There may be times when a contractor or subcontractor uses workers to commit benefit fraud. This may involve supplying off-record/undeclared labour, some of whom may be collusive in the fraud, but others may be unaware their identity has been used.
In one multi-agency operation at a high-profile publicly funded construction site, it was clear that the end user did the bare minimum to review its supply chain. Home Office Immigration Enforcement identified over 20 individuals without the right to work on site. HMRC and partner agencies found a number of the workforce were exploited by an unscrupulous gangmaster and, amongst other things, were being paid well below the National Minimum Wage. CIS identities (e.g., UTRs) were being used simultaneously across multiple sites in the UK.
This can impact UK critical infrastructure (e.g., delays to public projects) and create quality risks (e.g., cost-cutting with inferior materials).
Using non-compliant labour providers can lead to:
- Adverse publicity and association with criminals and modern slavery.
- Use of workers without the right to work and complicity risks in labour exploitation.

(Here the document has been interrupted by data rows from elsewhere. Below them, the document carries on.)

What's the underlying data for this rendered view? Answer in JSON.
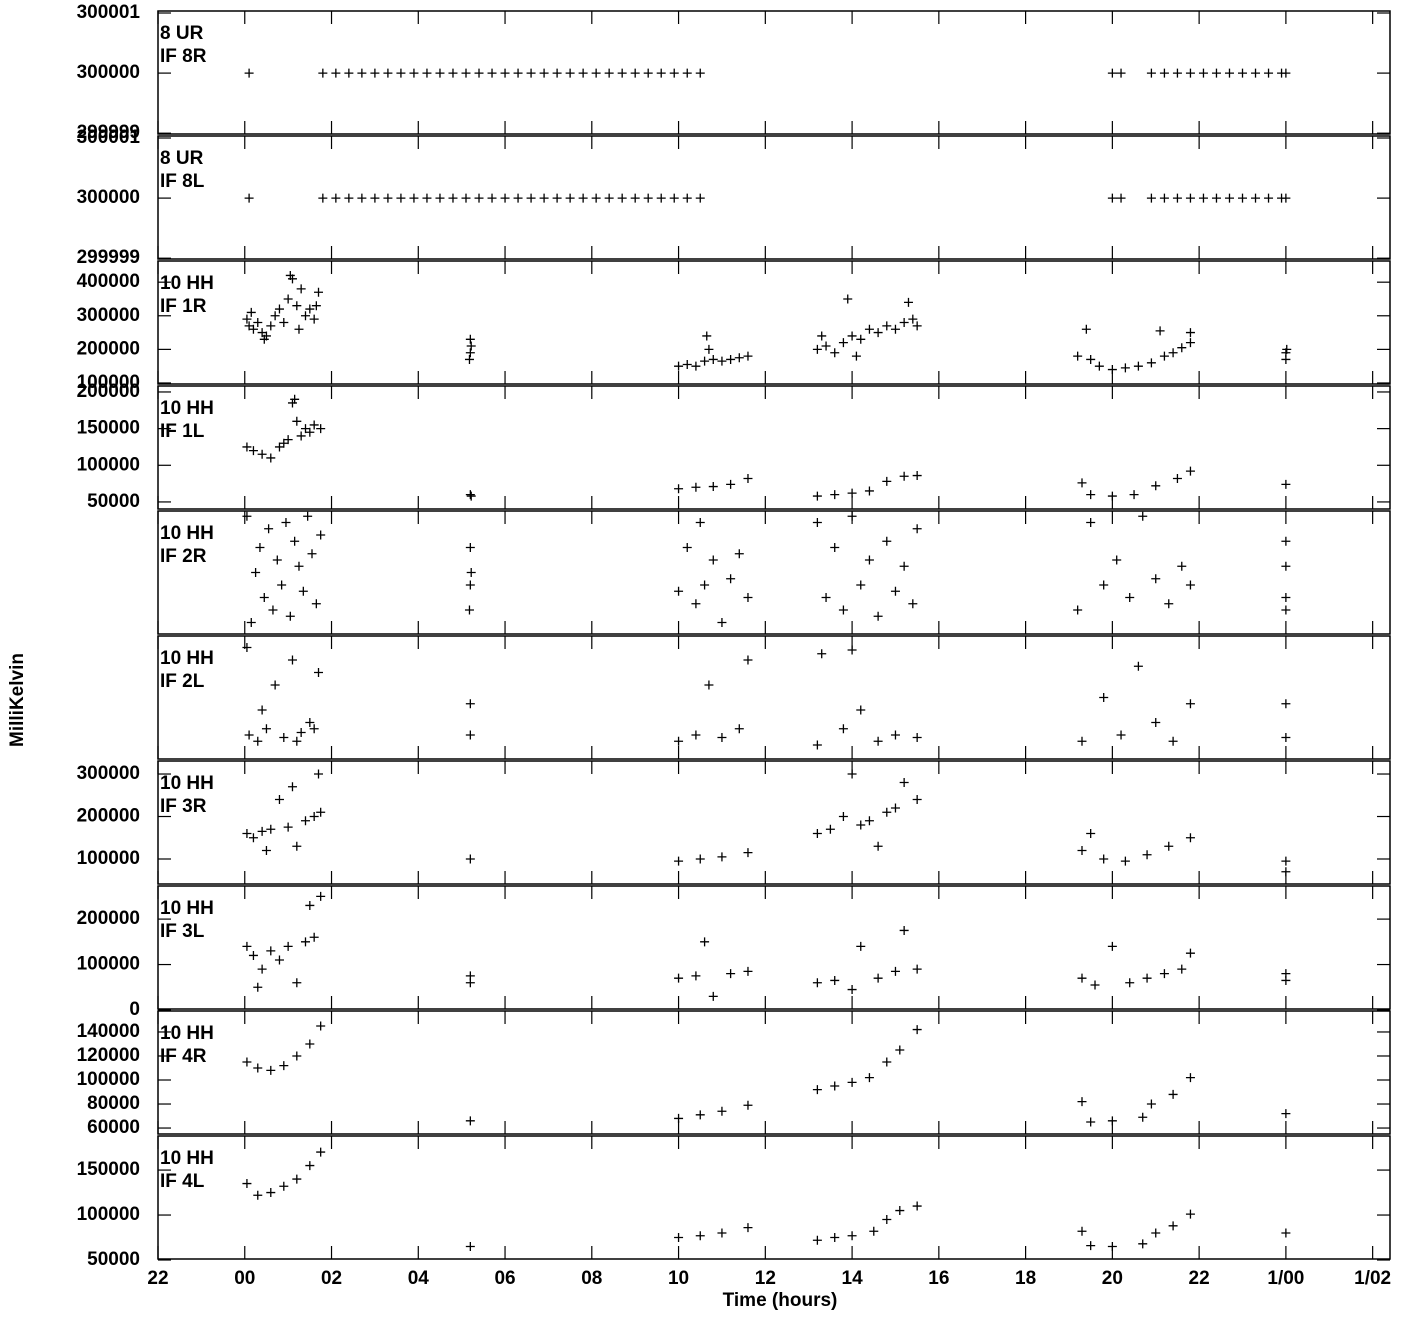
{
  "chart_data": {
    "type": "scatter",
    "color": "#000000",
    "xlabel": "Time (hours)",
    "ylabel": "MilliKelvin",
    "xlim": [
      -2,
      26.4
    ],
    "xticks": [
      {
        "value": -2,
        "label": "22"
      },
      {
        "value": 0,
        "label": "00"
      },
      {
        "value": 2,
        "label": "02"
      },
      {
        "value": 4,
        "label": "04"
      },
      {
        "value": 6,
        "label": "06"
      },
      {
        "value": 8,
        "label": "08"
      },
      10,
      12,
      14,
      16,
      18,
      20,
      22,
      {
        "value": 24,
        "label": "1/00"
      },
      {
        "value": 26,
        "label": "1/02"
      }
    ],
    "panels": [
      {
        "labels": [
          "8 UR",
          "IF 8R"
        ],
        "ylim": [
          299998.97,
          300001.05
        ],
        "yticks": [
          299999,
          300000,
          300001
        ],
        "x": [
          0.1,
          1.8,
          2.1,
          2.4,
          2.7,
          3.0,
          3.3,
          3.6,
          3.9,
          4.2,
          4.5,
          4.8,
          5.1,
          5.4,
          5.7,
          6.0,
          6.3,
          6.6,
          6.9,
          7.2,
          7.5,
          7.8,
          8.1,
          8.4,
          8.7,
          9.0,
          9.3,
          9.6,
          9.9,
          10.2,
          10.5,
          20.0,
          20.2,
          20.9,
          21.2,
          21.5,
          21.8,
          22.1,
          22.4,
          22.7,
          23.0,
          23.3,
          23.6,
          23.9,
          24.0
        ],
        "values": [
          300000,
          300000,
          300000,
          300000,
          300000,
          300000,
          300000,
          300000,
          300000,
          300000,
          300000,
          300000,
          300000,
          300000,
          300000,
          300000,
          300000,
          300000,
          300000,
          300000,
          300000,
          300000,
          300000,
          300000,
          300000,
          300000,
          300000,
          300000,
          300000,
          300000,
          300000,
          300000,
          300000,
          300000,
          300000,
          300000,
          300000,
          300000,
          300000,
          300000,
          300000,
          300000,
          300000,
          300000,
          300000
        ]
      },
      {
        "labels": [
          "8 UR",
          "IF 8L"
        ],
        "ylim": [
          299998.97,
          300001.05
        ],
        "yticks": [
          299999,
          300000,
          300001
        ],
        "x": [
          0.1,
          1.8,
          2.1,
          2.4,
          2.7,
          3.0,
          3.3,
          3.6,
          3.9,
          4.2,
          4.5,
          4.8,
          5.1,
          5.4,
          5.7,
          6.0,
          6.3,
          6.6,
          6.9,
          7.2,
          7.5,
          7.8,
          8.1,
          8.4,
          8.7,
          9.0,
          9.3,
          9.6,
          9.9,
          10.2,
          10.5,
          20.0,
          20.2,
          20.9,
          21.2,
          21.5,
          21.8,
          22.1,
          22.4,
          22.7,
          23.0,
          23.3,
          23.6,
          23.9,
          24.0
        ],
        "values": [
          300000,
          300000,
          300000,
          300000,
          300000,
          300000,
          300000,
          300000,
          300000,
          300000,
          300000,
          300000,
          300000,
          300000,
          300000,
          300000,
          300000,
          300000,
          300000,
          300000,
          300000,
          300000,
          300000,
          300000,
          300000,
          300000,
          300000,
          300000,
          300000,
          300000,
          300000,
          300000,
          300000,
          300000,
          300000,
          300000,
          300000,
          300000,
          300000,
          300000,
          300000,
          300000,
          300000,
          300000,
          300000
        ]
      },
      {
        "labels": [
          "10 HH",
          "IF 1R"
        ],
        "ylim": [
          94000,
          466000
        ],
        "yticks": [
          100000,
          200000,
          300000,
          400000
        ],
        "x": [
          0.05,
          0.1,
          0.15,
          0.2,
          0.3,
          0.4,
          0.45,
          0.5,
          0.6,
          0.7,
          0.8,
          0.9,
          1.0,
          1.05,
          1.1,
          1.2,
          1.25,
          1.3,
          1.4,
          1.5,
          1.6,
          1.65,
          1.7,
          5.18,
          5.2,
          5.22,
          5.2,
          10.0,
          10.2,
          10.4,
          10.6,
          10.65,
          10.7,
          10.8,
          11.0,
          11.2,
          11.4,
          11.6,
          13.2,
          13.3,
          13.4,
          13.6,
          13.8,
          13.9,
          14.0,
          14.1,
          14.2,
          14.4,
          14.6,
          14.8,
          15.0,
          15.2,
          15.3,
          15.4,
          15.5,
          19.2,
          19.4,
          19.5,
          19.7,
          20.0,
          20.3,
          20.6,
          20.9,
          21.1,
          21.2,
          21.4,
          21.6,
          21.8,
          21.8,
          24.0,
          24.0,
          24.02
        ],
        "values": [
          290000,
          270000,
          310000,
          260000,
          280000,
          250000,
          230000,
          240000,
          270000,
          300000,
          320000,
          280000,
          350000,
          420000,
          410000,
          330000,
          260000,
          380000,
          300000,
          320000,
          290000,
          330000,
          370000,
          170000,
          190000,
          210000,
          230000,
          150000,
          155000,
          150000,
          165000,
          240000,
          200000,
          170000,
          165000,
          170000,
          175000,
          180000,
          200000,
          240000,
          210000,
          190000,
          220000,
          350000,
          240000,
          180000,
          230000,
          260000,
          250000,
          270000,
          260000,
          280000,
          340000,
          290000,
          270000,
          180000,
          260000,
          170000,
          150000,
          140000,
          145000,
          150000,
          160000,
          255000,
          180000,
          190000,
          205000,
          220000,
          250000,
          170000,
          190000,
          200000
        ]
      },
      {
        "labels": [
          "10 HH",
          "IF 1L"
        ],
        "ylim": [
          39000,
          209500
        ],
        "yticks": [
          50000,
          100000,
          150000,
          200000
        ],
        "x": [
          0.05,
          0.2,
          0.4,
          0.6,
          0.8,
          0.9,
          1.0,
          1.1,
          1.15,
          1.2,
          1.3,
          1.4,
          1.5,
          1.6,
          1.75,
          5.2,
          5.22,
          10.0,
          10.4,
          10.8,
          11.2,
          11.6,
          13.2,
          13.6,
          14.0,
          14.4,
          14.8,
          15.2,
          15.5,
          19.3,
          19.5,
          20.0,
          20.5,
          21.0,
          21.5,
          21.8,
          24.0
        ],
        "values": [
          125000,
          120000,
          115000,
          110000,
          125000,
          130000,
          135000,
          185000,
          190000,
          160000,
          140000,
          150000,
          145000,
          155000,
          150000,
          60000,
          58000,
          68000,
          70000,
          71000,
          74000,
          82000,
          58000,
          60000,
          62000,
          65000,
          78000,
          85000,
          86000,
          76000,
          60000,
          58000,
          60000,
          72000,
          82000,
          92000,
          74000
        ]
      },
      {
        "labels": [
          "10 HH",
          "IF 2R"
        ],
        "ylim": [
          0,
          100
        ],
        "x": [
          0.05,
          0.15,
          0.25,
          0.35,
          0.45,
          0.55,
          0.65,
          0.75,
          0.85,
          0.95,
          1.05,
          1.15,
          1.25,
          1.35,
          1.45,
          1.55,
          1.65,
          1.75,
          5.18,
          5.2,
          5.22,
          5.2,
          10.0,
          10.2,
          10.4,
          10.5,
          10.6,
          10.8,
          11.0,
          11.2,
          11.4,
          11.6,
          13.2,
          13.4,
          13.6,
          13.8,
          14.0,
          14.2,
          14.4,
          14.6,
          14.8,
          15.0,
          15.2,
          15.4,
          15.5,
          19.2,
          19.5,
          19.8,
          20.1,
          20.4,
          20.7,
          21.0,
          21.3,
          21.6,
          21.8,
          24.0,
          24.0,
          24.0,
          24.0
        ],
        "values": [
          95,
          10,
          50,
          70,
          30,
          85,
          20,
          60,
          40,
          90,
          15,
          75,
          55,
          35,
          95,
          65,
          25,
          80,
          20,
          40,
          50,
          70,
          35,
          70,
          25,
          90,
          40,
          60,
          10,
          45,
          65,
          30,
          90,
          30,
          70,
          20,
          95,
          40,
          60,
          15,
          75,
          35,
          55,
          25,
          85,
          20,
          90,
          40,
          60,
          30,
          95,
          45,
          25,
          55,
          40,
          20,
          30,
          55,
          75
        ]
      },
      {
        "labels": [
          "10 HH",
          "IF 2L"
        ],
        "ylim": [
          0,
          100
        ],
        "x": [
          0.05,
          0.1,
          0.3,
          0.4,
          0.5,
          0.7,
          0.9,
          1.1,
          1.2,
          1.3,
          1.5,
          1.6,
          1.7,
          5.2,
          5.2,
          10.0,
          10.4,
          10.7,
          11.0,
          11.4,
          11.6,
          13.2,
          13.3,
          13.8,
          14.0,
          14.2,
          14.6,
          15.0,
          15.5,
          19.3,
          19.8,
          20.2,
          20.6,
          21.0,
          21.4,
          21.8,
          24.0,
          24.0
        ],
        "values": [
          90,
          20,
          15,
          40,
          25,
          60,
          18,
          80,
          15,
          22,
          30,
          25,
          70,
          20,
          45,
          15,
          20,
          60,
          18,
          25,
          80,
          12,
          85,
          25,
          88,
          40,
          15,
          20,
          18,
          15,
          50,
          20,
          75,
          30,
          15,
          45,
          18,
          45
        ]
      },
      {
        "labels": [
          "10 HH",
          "IF 3R"
        ],
        "ylim": [
          38800,
          333000
        ],
        "yticks": [
          100000,
          200000,
          300000
        ],
        "x": [
          0.05,
          0.2,
          0.4,
          0.5,
          0.6,
          0.8,
          1.0,
          1.1,
          1.2,
          1.4,
          1.6,
          1.7,
          1.75,
          5.2,
          10.0,
          10.5,
          11.0,
          11.6,
          13.2,
          13.5,
          13.8,
          14.0,
          14.2,
          14.4,
          14.6,
          14.8,
          15.0,
          15.2,
          15.5,
          19.3,
          19.5,
          19.8,
          20.3,
          20.8,
          21.3,
          21.8,
          24.0,
          24.0
        ],
        "values": [
          160000,
          150000,
          165000,
          120000,
          170000,
          240000,
          175000,
          270000,
          130000,
          190000,
          200000,
          300000,
          210000,
          100000,
          95000,
          100000,
          105000,
          115000,
          160000,
          170000,
          200000,
          300000,
          180000,
          190000,
          130000,
          210000,
          220000,
          280000,
          240000,
          120000,
          160000,
          100000,
          95000,
          110000,
          130000,
          150000,
          95000,
          70000
        ]
      },
      {
        "labels": [
          "10 HH",
          "IF 3L"
        ],
        "ylim": [
          0,
          275000
        ],
        "yticks": [
          0,
          100000,
          200000
        ],
        "x": [
          0.05,
          0.2,
          0.3,
          0.4,
          0.6,
          0.8,
          1.0,
          1.2,
          1.4,
          1.5,
          1.6,
          1.75,
          5.2,
          5.2,
          10.0,
          10.4,
          10.6,
          10.8,
          11.2,
          11.6,
          13.2,
          13.6,
          14.0,
          14.2,
          14.6,
          15.0,
          15.2,
          15.5,
          19.3,
          19.6,
          20.0,
          20.4,
          20.8,
          21.2,
          21.6,
          21.8,
          24.0,
          24.0
        ],
        "values": [
          140000,
          120000,
          50000,
          90000,
          130000,
          110000,
          140000,
          60000,
          150000,
          230000,
          160000,
          250000,
          60000,
          75000,
          70000,
          75000,
          150000,
          30000,
          80000,
          85000,
          60000,
          65000,
          45000,
          140000,
          70000,
          85000,
          175000,
          90000,
          70000,
          55000,
          140000,
          60000,
          70000,
          80000,
          90000,
          125000,
          80000,
          65000
        ]
      },
      {
        "labels": [
          "10 HH",
          "IF 4R"
        ],
        "ylim": [
          54200,
          158300
        ],
        "yticks": [
          60000,
          80000,
          100000,
          120000,
          140000
        ],
        "x": [
          0.05,
          0.3,
          0.6,
          0.9,
          1.2,
          1.5,
          1.75,
          5.2,
          10.0,
          10.5,
          11.0,
          11.6,
          13.2,
          13.6,
          14.0,
          14.4,
          14.8,
          15.1,
          15.5,
          19.3,
          19.5,
          20.0,
          20.7,
          20.9,
          21.4,
          21.8,
          24.0
        ],
        "values": [
          115000,
          110000,
          108000,
          112000,
          120000,
          130000,
          145000,
          66000,
          68000,
          71000,
          74000,
          79000,
          92000,
          95000,
          98000,
          102000,
          115000,
          125000,
          142000,
          82000,
          65000,
          66000,
          69000,
          80000,
          88000,
          102000,
          72000
        ]
      },
      {
        "labels": [
          "10 HH",
          "IF 4L"
        ],
        "ylim": [
          50000,
          189000
        ],
        "yticks": [
          50000,
          100000,
          150000
        ],
        "x": [
          0.05,
          0.3,
          0.6,
          0.9,
          1.2,
          1.5,
          1.75,
          5.2,
          10.0,
          10.5,
          11.0,
          11.6,
          13.2,
          13.6,
          14.0,
          14.5,
          14.8,
          15.1,
          15.5,
          19.3,
          19.5,
          20.0,
          20.7,
          21.0,
          21.4,
          21.8,
          24.0
        ],
        "values": [
          135000,
          122000,
          125000,
          132000,
          140000,
          155000,
          170000,
          65000,
          75000,
          77000,
          80000,
          86000,
          72000,
          75000,
          77000,
          82000,
          95000,
          105000,
          110000,
          82000,
          66000,
          65000,
          68000,
          80000,
          88000,
          101000,
          80000
        ]
      }
    ]
  }
}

- Significant loss of revenue due to adverse publicity and service problems on high-profile sites.
- Share value and dividends can be affected.
In this example, due diligence by all parties did not protect:
- The project.
- The end user.
- The business involved.
- The workforce.
The personal wealth of the perpetrators of fraud and modern slavery is significant and is accumulated at the expense of others. It is a moral duty to stand against this.